Red Riding Hood
In Red Riding Hood, the age-old fairytale of a little girl who learns the perils of talking to strangers has been turned into a sort of supernatural harlequin murder mystery by Catherine Hardwicke, director of the 2008 teen vampire flick Twilight. Though nominally a horror film, its dearth of scares and potent strain of adolescent melodrama will inspire more comparisons to Stephenie Meyer's bestselling saga than its director would probably care to acknowledge.
In this version, the titular red-cloaked heroine, played by doe-eyed Amanda Seyfried, is given a name "Valerie" and cast not as the disobedient naïf we remember from the original fable but a headstrong and independent-minded young lady who would never fall for the tricks of some hairy beast masquerading as her grandmother. Although betrothed by parental arrangement to Henry (Max Irons) the respectable scion of a wealthy blacksmithing family, her heart really belongs to Peter (Shiloh Fernandez), the darkly handsome town badboy whose chosen occupation, woodworker, apparently ranks far below blacksmith in the social hierarchy.
Valerie is inclined to run off with Peter, but soon such inclinations must be shelved when her sister turns up dead, the apparent victim of a wolf that has terrorized the residents of Daggerhorn, the rustic, medieval-ish mountain village in which the film is set (the exact setting and time period are kept weirdly indeterminate), for decades. The men of Daggerhorn resolve to avenge the girl's death and slay the murderous animal once and for all, but they appear hopelessly outmatched until Father Solomon (Gary Oldman), a blustery hunter/inquisitor with dubious religious credentials, arrives on the scene. Solomon informs the beleaguered Daggerhornians that the wolf they are dealing with is no mere wolf, but a shape-shifting werewolf with powers far greater than any of them had anticipated.

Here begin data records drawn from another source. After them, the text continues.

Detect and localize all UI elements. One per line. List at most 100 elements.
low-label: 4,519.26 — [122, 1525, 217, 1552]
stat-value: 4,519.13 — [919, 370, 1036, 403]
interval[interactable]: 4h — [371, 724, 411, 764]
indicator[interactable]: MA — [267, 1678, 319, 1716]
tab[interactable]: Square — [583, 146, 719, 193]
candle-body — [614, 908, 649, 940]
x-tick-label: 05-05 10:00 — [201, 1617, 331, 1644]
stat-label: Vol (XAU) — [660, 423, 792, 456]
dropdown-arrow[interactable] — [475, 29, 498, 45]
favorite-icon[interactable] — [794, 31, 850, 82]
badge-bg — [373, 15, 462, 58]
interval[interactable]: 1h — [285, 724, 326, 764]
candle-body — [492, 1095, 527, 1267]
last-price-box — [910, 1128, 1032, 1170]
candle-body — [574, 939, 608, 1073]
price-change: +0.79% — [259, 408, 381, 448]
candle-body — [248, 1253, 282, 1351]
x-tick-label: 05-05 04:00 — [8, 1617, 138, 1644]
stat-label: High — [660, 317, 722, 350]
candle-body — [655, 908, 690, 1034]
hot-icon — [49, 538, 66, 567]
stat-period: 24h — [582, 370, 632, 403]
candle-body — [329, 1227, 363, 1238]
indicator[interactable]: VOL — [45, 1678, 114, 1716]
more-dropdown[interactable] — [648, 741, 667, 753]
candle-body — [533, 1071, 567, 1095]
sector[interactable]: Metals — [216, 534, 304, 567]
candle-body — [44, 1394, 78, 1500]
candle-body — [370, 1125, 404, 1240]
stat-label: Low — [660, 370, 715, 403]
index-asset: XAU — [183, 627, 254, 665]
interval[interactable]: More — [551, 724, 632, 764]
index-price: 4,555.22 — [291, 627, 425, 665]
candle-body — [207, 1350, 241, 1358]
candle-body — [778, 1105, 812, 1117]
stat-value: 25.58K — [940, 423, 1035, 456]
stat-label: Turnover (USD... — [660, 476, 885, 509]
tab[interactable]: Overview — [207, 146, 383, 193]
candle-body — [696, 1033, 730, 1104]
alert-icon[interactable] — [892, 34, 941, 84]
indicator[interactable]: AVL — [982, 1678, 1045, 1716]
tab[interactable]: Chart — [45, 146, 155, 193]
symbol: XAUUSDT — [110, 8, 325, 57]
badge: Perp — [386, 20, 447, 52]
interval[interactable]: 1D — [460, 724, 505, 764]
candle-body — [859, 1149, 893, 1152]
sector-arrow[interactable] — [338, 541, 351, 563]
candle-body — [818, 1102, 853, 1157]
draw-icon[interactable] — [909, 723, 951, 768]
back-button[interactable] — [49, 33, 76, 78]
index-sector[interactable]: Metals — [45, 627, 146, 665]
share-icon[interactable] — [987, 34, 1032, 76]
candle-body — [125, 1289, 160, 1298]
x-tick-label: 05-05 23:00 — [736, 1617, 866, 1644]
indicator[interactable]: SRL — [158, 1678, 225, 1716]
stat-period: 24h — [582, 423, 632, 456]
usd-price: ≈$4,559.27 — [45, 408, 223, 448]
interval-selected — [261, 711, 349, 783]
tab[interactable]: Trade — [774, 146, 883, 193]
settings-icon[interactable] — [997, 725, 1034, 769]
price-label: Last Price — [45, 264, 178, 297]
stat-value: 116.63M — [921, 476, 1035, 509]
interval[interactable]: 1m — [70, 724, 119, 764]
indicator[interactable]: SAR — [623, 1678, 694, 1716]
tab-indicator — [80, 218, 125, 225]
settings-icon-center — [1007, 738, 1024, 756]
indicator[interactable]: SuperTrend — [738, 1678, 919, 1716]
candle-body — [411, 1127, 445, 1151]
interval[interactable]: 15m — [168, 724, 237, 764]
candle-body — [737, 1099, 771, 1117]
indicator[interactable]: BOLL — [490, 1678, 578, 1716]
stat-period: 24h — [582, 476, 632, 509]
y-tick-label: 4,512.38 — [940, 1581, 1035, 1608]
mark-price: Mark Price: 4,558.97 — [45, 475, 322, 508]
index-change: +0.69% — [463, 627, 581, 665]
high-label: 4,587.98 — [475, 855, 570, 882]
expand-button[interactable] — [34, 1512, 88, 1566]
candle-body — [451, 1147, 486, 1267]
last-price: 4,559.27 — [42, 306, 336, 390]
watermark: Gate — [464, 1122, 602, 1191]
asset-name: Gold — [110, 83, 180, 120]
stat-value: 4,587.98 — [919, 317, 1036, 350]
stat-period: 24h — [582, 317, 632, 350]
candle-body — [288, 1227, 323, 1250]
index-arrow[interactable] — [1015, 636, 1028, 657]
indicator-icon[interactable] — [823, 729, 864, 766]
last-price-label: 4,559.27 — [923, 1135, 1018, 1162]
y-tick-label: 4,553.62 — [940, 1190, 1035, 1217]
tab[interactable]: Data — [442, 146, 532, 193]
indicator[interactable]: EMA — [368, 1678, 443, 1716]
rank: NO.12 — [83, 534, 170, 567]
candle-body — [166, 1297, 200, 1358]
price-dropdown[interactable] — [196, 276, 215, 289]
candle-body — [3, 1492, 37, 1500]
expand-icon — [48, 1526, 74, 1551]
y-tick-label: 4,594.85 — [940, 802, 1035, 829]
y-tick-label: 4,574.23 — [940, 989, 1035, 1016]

Even worse, when the moon isn't full, he (or she) walks among them, unnoticed, in human form. Everyone is a suspect, Solomon declares, and soon Red Riding Hood evolves into a hokey whodunit filled with all sorts of unconvincing feints and red herrings. At the center of the mystery is poor Valerie, in whom the werewolf seems inordinately interested. "Ohmigod, you can talk!" she gasps when the werewolf first speaks to her, telepathically - a line that got some of the loudest laughs in a film that is far too often inadvertently comedic.
Such is the danger of a film that treats such a subject as ridiculous as Red Riding Hood's with such unrelenting gravity - melodrama curdles into gooey, processed cheese. And this film is slathered with it. Which wouldn't be so bad if the subject matters were at least a little suspenseful, but Hardwicke is unable to exact much terror or fright out of David Leslie Johnson's too-tame script. (The film's PG-13 rating doesn't help.) What we're left with is a gauzy romance that might have even ardent Twi-hard types rolling their eyes.
Hollywood.com rated this movie 2 stars.